Terraform is now supported by all major cloud providers, so integrating existing resources through ready-made interfaces is straightforward. Besides Terraform, there are several alternative solutions you can explore in this overview.
Performing Static Code Analysis in Terraform with TFLint
Terraform translates your IT infrastructure into code. As with any code-driven approach, misconfigurations can occur and become a security risk. Most modern programming language compilers include built-in static code analysis tools, but Terraform's own validator can only catch errors in its native syntax.
For example, if you reference a non-existent provider instance in your code, running Terraform Apply will produce an error. However, the built-in Terraform Validate tool will not catch this issue because it has no knowledge of provider-specific constraints.
TFLint (find the GitHub repository here) solves this problem by detecting such errors upfront, making them much easier to fix. Once installed, TFLint can be integrated into your development workflow to implement automated analysis routines that improve the security of your infrastructure.

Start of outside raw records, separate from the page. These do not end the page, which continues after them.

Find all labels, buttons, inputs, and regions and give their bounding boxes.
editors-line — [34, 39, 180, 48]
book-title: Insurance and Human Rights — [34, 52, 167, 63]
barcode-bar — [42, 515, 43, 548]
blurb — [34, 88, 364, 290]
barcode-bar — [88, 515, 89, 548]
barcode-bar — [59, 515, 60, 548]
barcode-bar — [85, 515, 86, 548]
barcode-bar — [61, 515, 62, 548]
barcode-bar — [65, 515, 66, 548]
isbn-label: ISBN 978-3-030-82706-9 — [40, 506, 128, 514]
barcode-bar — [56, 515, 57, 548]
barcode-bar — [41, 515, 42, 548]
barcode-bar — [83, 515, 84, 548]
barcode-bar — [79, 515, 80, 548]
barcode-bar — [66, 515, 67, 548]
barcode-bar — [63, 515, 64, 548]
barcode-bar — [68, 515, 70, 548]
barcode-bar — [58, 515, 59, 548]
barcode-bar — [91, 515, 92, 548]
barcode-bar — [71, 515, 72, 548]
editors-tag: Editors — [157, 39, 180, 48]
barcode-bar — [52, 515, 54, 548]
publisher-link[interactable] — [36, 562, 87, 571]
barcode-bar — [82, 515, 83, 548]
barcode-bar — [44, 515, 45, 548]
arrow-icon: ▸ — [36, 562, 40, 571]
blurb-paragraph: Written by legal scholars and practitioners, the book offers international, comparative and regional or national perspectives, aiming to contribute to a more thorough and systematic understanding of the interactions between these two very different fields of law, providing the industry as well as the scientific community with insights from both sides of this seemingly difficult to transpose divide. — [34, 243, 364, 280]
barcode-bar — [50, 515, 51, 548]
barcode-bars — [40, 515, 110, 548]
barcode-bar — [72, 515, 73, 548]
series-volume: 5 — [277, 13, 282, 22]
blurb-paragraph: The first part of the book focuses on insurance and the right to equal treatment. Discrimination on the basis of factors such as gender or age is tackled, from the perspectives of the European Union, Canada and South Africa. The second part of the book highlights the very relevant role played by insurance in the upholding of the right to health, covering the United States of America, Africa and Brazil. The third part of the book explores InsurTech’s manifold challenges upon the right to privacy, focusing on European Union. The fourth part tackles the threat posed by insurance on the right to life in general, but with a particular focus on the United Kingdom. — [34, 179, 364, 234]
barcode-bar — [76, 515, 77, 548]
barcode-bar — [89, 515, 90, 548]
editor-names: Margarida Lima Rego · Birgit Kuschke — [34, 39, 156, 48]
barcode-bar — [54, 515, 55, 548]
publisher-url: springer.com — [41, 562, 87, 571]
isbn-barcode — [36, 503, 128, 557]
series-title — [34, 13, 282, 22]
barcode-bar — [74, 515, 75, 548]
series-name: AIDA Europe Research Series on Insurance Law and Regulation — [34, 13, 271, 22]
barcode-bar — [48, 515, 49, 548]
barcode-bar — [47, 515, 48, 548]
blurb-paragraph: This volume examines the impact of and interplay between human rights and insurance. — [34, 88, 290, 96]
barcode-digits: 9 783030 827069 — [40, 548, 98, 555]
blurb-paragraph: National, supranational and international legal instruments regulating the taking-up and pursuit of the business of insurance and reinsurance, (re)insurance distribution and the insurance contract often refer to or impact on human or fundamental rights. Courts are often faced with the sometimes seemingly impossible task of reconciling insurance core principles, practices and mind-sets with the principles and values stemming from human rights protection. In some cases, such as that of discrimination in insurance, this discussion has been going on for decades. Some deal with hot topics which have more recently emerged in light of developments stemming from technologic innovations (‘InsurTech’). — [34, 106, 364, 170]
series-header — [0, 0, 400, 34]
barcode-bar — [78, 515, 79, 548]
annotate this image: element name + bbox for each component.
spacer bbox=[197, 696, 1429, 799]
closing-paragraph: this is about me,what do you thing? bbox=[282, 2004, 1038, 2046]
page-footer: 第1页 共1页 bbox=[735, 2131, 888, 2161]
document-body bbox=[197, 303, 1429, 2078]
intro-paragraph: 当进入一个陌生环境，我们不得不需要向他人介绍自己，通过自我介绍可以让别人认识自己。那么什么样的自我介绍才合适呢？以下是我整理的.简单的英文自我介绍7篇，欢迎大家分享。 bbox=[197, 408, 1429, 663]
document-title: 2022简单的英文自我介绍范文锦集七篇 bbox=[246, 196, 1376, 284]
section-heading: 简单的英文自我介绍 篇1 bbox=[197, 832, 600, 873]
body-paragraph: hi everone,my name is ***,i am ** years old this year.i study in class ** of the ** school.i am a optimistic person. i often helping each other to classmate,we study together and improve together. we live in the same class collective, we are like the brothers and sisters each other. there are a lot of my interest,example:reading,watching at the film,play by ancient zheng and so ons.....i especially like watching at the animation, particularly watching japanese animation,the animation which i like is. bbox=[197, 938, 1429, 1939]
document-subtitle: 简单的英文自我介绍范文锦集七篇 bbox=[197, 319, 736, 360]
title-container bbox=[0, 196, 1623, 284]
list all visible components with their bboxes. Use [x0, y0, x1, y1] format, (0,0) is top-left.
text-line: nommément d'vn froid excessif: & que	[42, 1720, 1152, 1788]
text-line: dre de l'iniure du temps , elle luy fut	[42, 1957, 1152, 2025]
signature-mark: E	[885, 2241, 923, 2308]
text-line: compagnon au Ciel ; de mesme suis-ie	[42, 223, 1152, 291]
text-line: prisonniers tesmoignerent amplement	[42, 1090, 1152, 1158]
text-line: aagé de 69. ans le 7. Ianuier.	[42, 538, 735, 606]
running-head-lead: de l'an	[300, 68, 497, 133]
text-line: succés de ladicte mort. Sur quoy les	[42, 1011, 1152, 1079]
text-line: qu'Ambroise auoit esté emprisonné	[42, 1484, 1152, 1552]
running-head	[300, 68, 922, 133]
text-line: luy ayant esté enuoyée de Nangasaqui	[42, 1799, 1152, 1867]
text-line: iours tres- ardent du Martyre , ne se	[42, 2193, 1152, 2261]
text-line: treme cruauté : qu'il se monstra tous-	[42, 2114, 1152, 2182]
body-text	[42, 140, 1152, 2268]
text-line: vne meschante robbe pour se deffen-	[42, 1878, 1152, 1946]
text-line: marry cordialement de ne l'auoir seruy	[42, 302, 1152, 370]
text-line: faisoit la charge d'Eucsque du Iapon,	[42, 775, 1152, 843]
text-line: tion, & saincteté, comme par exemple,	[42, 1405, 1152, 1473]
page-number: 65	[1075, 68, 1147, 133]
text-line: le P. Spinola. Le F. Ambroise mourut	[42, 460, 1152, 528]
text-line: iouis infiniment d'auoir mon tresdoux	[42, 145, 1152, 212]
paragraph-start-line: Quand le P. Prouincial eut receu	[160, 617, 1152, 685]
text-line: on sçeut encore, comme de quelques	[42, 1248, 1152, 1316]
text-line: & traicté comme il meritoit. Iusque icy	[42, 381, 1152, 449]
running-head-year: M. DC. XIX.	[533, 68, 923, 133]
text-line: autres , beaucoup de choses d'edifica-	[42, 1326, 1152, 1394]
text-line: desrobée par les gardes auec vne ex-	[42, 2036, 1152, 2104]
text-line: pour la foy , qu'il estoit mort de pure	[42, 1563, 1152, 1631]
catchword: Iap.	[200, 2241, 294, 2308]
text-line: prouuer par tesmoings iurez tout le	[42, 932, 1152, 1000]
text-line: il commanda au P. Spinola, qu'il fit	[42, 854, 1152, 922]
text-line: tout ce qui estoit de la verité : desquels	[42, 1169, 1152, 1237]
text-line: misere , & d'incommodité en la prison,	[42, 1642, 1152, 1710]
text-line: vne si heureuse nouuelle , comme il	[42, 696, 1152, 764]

Infrastructure as Code: Managing Infrastructure Effectively and Securely
Infrastructure as Code helps organizations manage and control an increasingly complex infrastructure from a single point. Auditing becomes straightforward at any time, since there is no need to manually analyze each resource -- all information is represented in one language, as code. TFLint complements Terraform with essential code analysis capabilities, allowing you to quickly detect and fix vendor-specific syntax errors and security gaps. Together, Terraform and TFLint form a powerful toolkit for tackling the management challenges that come with growing IT complexity.